In a companion piece written a month later, he showed the price of being "all in" by turning this classic XKCD cartoon:
into this:
It took a lot of courage to be as honest as Jesse was. What follows is my attempt to live up to his example.
I've written before about the depression I struggled with in my twenties and thirties. At the time (early 2011) it had been eight years since I'd had a bad crash. That streak lasted until April of this year, when I had a week of panic attacks and insomnia. I recovered fairly quickly, but had a relapse from late June until early August during which I could barely string three thoughts together. I was OK again until four very bleak days last week while on holiday with family.

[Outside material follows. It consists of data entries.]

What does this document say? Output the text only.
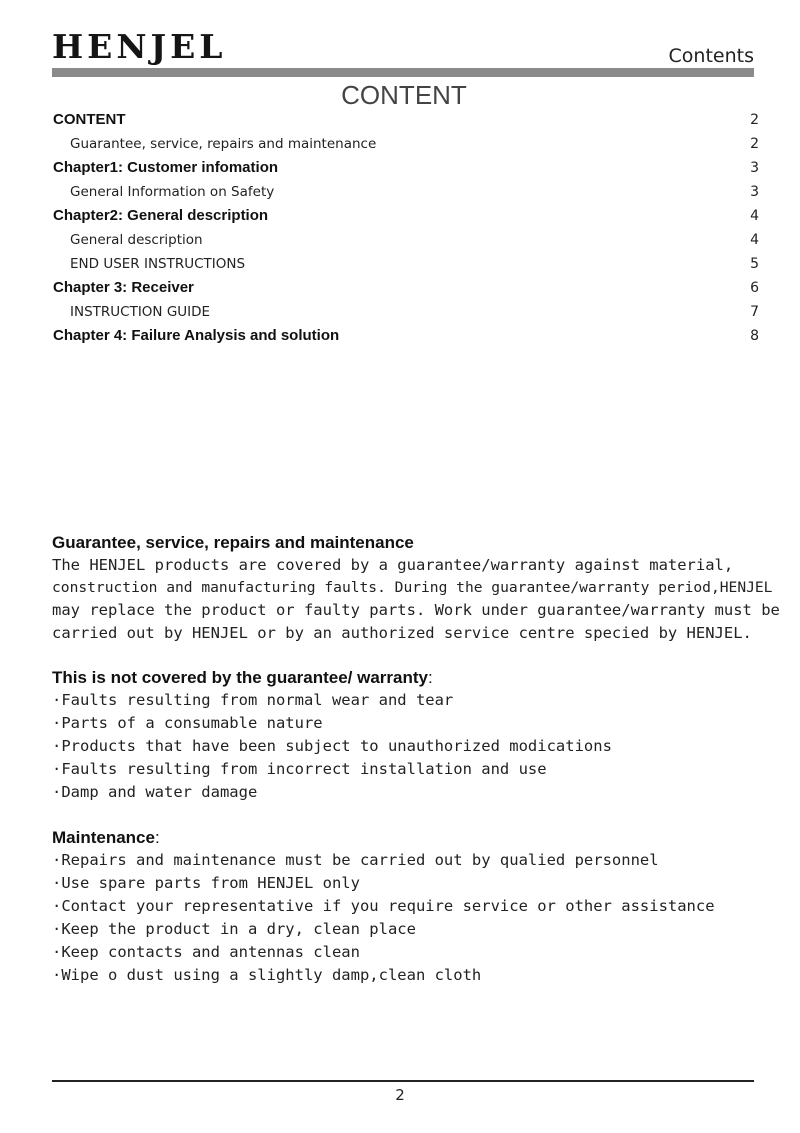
HENJEL	Contents
CONTENT
CONTENT	2
Guarantee, service, repairs and maintenance	2
Chapter1: Customer infomation	3
General Information on Safety	3
Chapter2: General description	4
General description	4
END USER INSTRUCTIONS	5
Chapter 3: Receiver	6
INSTRUCTION GUIDE	7
Chapter 4: Failure Analysis and solution	8
Guarantee, service, repairs and maintenance
The HENJEL products are covered by a guarantee/warranty against material,
construction and manufacturing faults. During the guarantee/warranty period,HENJEL
may replace the product or faulty parts. Work under guarantee/warranty must be
carried out by HENJEL or by an authorized service centre specied by HENJEL.
This is not covered by the guarantee/ warranty:
·Faults resulting from normal wear and tear
·Parts of a consumable nature
·Products that have been subject to unauthorized modications
·Faults resulting from incorrect installation and use
·Damp and water damage
Maintenance:
·Repairs and maintenance must be carried out by qualied personnel
·Use spare parts from HENJEL only
·Contact your representative if you require service or other assistance
·Keep the product in a dry, clean place
·Keep contacts and antennas clean
·Wipe o dust using a slightly damp,clean cloth
2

I did this to myself. When I left Mozilla last summer I expected things would be difficult, but as a result of me trusting the wrong people, it went even worse than I'd feared–so much so that I wound up working without pay in November and December, and not long after found out that a major funder had blacklisted me because I was "difficult". Things were so bad at one point that I decided I'd better polish my rusty programming skills, just in case I had to get a real job. The last thing I'd worked on was an e-commerce application written in Django, so I started building a forms-based application to manage Software Carpentry workshops.
All of that might have been manageable, but while it was going on my wife and I decided to sell our house to get away from a toxic neighbor. And since we were doing that, it seemed only sensible to go and spend a year in England while our daughter was still young enough to actually want to hang out with her parents. Meanwhile, angered by Gamergate and a bunch of other things, I approached a bunch of people about organizing a two-day workshop for grassroots get-into-tech groups focused on women, minorities, the physically and mentally challenged, people coming out of prison, and everyone else who didn't fit the Silicon Valley mold.
Each of these things was worth doing, but together they were too much. As Jesse said, you can't be all in on everything. All you can do is run dry, and I did. When we discovered that UK visa rules had changed and we'd only be able to spend six months overseas instead of the year we'd hoped for, I had no reserves left. When we had to find a place in England long-distance, pack up a house, and deal with my father's cancer diagnosis, I had nothing to fall back on.
The sensible response would have been to scale back, but I couldn't. I mean that literally: every time I switched off email for a few hours my panic attacks returned. I was hooked on being plugged in every bit as much as my two-packs-a-day father was hooked on cigarettes, and it was every bit as unhealthy. And of course when email withdrawal made me twitchy I started making more mistakes, which meant more things went wrong, which made me feel even more that I had to get online and sort it all out–all of it, whether it was important or not, and my family paid the price.
Programmers never used to talk about stuff like this (at least, none of the ones I knew did when I was around to hear it), but it's more important than programming languages or elevator pitches. No one should be ashamed to say, "That's worth doing but I'm not going to do it." And no one should be ashamed to say that they've hit their limit, or measure what they've done against what they could have done if they were smarter, faster, luckier, and never needed to sleep.
My father never managed to quit smoking. I don't think I'll ever stop wanting to do everything that needs doing, but for my family's sake as well as my own I'm going to try to get it under control. And if you're who I was when I was 25 or 35, please don't wait until you're in your forties or fifties to start talking about this kind of thing. Who knows? Maybe once you get it out there, you'll start laughing once in a while.